2017 JMM Invited Paper Session Current Trends in Mathematical and Computational Biology
Saturday, January 7, 2017 at the Joint Mathematics Meetings in Atlanta, GA
Highlights submitted by Raina Robeva
Organizers: Raina Robeva - Sweet Briar College, Erin Bodine - Rhodes College; Brian Walton - James Madison University
Mathematical and computational biology encompasses a broad range of biological phenomena and quantitative methods for exploring those phenomena. The pace of research at this junction continues to accelerate and substantial advancements in problems from gene regulation, genomics, phylogenetics, RNA folding, evolution, infectious disease dynamics, neuroscience, drug resistance modeling, and medical breakthroughs have increasingly ensued from utilizing mathematical and computational approaches. The goal for the BIOSIGMAA-sponsored IPS at the Joint Mathematics Meetings is to showcases this diversity of topics and their mathematical treatments. The specific focus of this year’s session was on protein and RNA folding, synthetic biology, and cancer research.
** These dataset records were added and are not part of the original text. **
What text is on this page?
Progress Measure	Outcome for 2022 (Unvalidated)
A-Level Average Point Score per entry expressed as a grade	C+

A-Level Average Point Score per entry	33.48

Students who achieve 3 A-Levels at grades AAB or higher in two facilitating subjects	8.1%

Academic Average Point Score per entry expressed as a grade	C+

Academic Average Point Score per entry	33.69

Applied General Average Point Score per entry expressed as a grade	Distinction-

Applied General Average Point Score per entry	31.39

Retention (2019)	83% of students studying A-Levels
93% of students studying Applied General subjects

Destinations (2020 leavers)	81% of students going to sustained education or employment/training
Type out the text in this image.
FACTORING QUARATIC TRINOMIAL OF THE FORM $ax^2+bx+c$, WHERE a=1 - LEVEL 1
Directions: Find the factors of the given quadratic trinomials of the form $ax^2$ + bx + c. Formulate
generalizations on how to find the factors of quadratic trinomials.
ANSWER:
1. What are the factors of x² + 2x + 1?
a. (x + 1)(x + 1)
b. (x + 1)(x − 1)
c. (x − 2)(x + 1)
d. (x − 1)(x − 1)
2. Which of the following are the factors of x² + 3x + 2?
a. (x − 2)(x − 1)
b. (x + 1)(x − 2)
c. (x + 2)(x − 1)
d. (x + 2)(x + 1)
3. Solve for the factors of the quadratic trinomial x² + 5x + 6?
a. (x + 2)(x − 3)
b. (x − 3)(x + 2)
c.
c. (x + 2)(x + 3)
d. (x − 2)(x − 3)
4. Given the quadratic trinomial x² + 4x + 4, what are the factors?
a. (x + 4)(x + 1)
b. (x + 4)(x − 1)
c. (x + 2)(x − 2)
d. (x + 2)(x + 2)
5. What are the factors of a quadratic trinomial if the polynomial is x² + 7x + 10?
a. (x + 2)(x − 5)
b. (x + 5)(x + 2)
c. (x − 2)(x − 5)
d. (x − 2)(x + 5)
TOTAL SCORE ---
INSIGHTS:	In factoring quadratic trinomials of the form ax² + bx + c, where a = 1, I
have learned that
The opening talk for the session Entangled proteins: knotting and linking was delivered by Kenneth Millet (University of California, Santa Barbara). He presented methods for recognizing the presence of Knots, slipknots, and linked structures in certain proteins and for measuring the extent of their influence on a protein’s function via a historically based description of the development and evolution of the fundamental concepts. His focus on the study of paradigm examples that inspire important research. In her talk The Combinatorics of RNA Branching, Christine Heitsch (Georgia Institute of Technology) reiterated that understanding the folding of RNA sequences into three-dimensional structures is a fundamental challenge in molecular biology. She examined branching of an RNA secondary structure and showed how results from enumerative, probabilistic, analytic, and geometric combinatorics could yield insights into RNA structure formation, and suggest new directions in viral capsid assembly. Shifting to synthetic biology (the interdisciplinary field in which biological machines, designed to do a variety of useful things, are built and tested in the laboratory), Laurie Heyer (Davidson College) discussed how mathematical models can be used to assist with the design and testing of molecular systems that force cells to produce desired small molecules. In her talk Combinatorial and Computational Models in Synthetic Biology she presented the system Programmed Evolution designed by her team to make cells produce a drug for treating asthma at an optimal rate, and for not evolving away from this optimal solution.
The talks on mathematical models for cancer research started with the presentation A mathematical framework to personalize gastric carcinogenesis screening by Heiko Enderling (H. Lee Moffitt Cancer Center & Research Institute) who described the benefits of early detection and endoscopic surgical therapy for gastric cancer. He then presented a mathematical model shown to reproduce observed dynamics of the stem cell population with accuracy, and discussed possible uses for the model as a computational tool for the prediction of patient-specific GSC population dynamics and as a guide to personalized screening schedules for disease monitoring and for detection of malignancy. The session concluded with the talk Determining Near-Optimal Treatment Protocols via Nonlinear Cancer Models delivered by Shelby Wilson (Morehouse College). She outlined two mathematical models of cancer growth, validated with preclinical data, for the effects of chemotherapy in combination with non-traditional anti-cancer interventions, e.g., immunotherapy and anti-angiogenic drugs. She then discussed the use of heuristic algorithms (genetic algorithms, simulated annealing, Particle swarm algorithms) for designing optimal treatment protocols. The talk "The role of the autologous immune response in chronic myelogenous leukemia had to be cancelled," as Doron Levy (University of Maryland) couldn’t make it to the session -- his flight to Atlanta was canceled due to the snow storm.
A big THANK YOU to all invited speakers for a great session, and kudos to our presenters from the Atlanta area, Christine Heitsch and Shelbie Wilson, who braved the icy-road conditions on Saturday morning and made it to the session on time!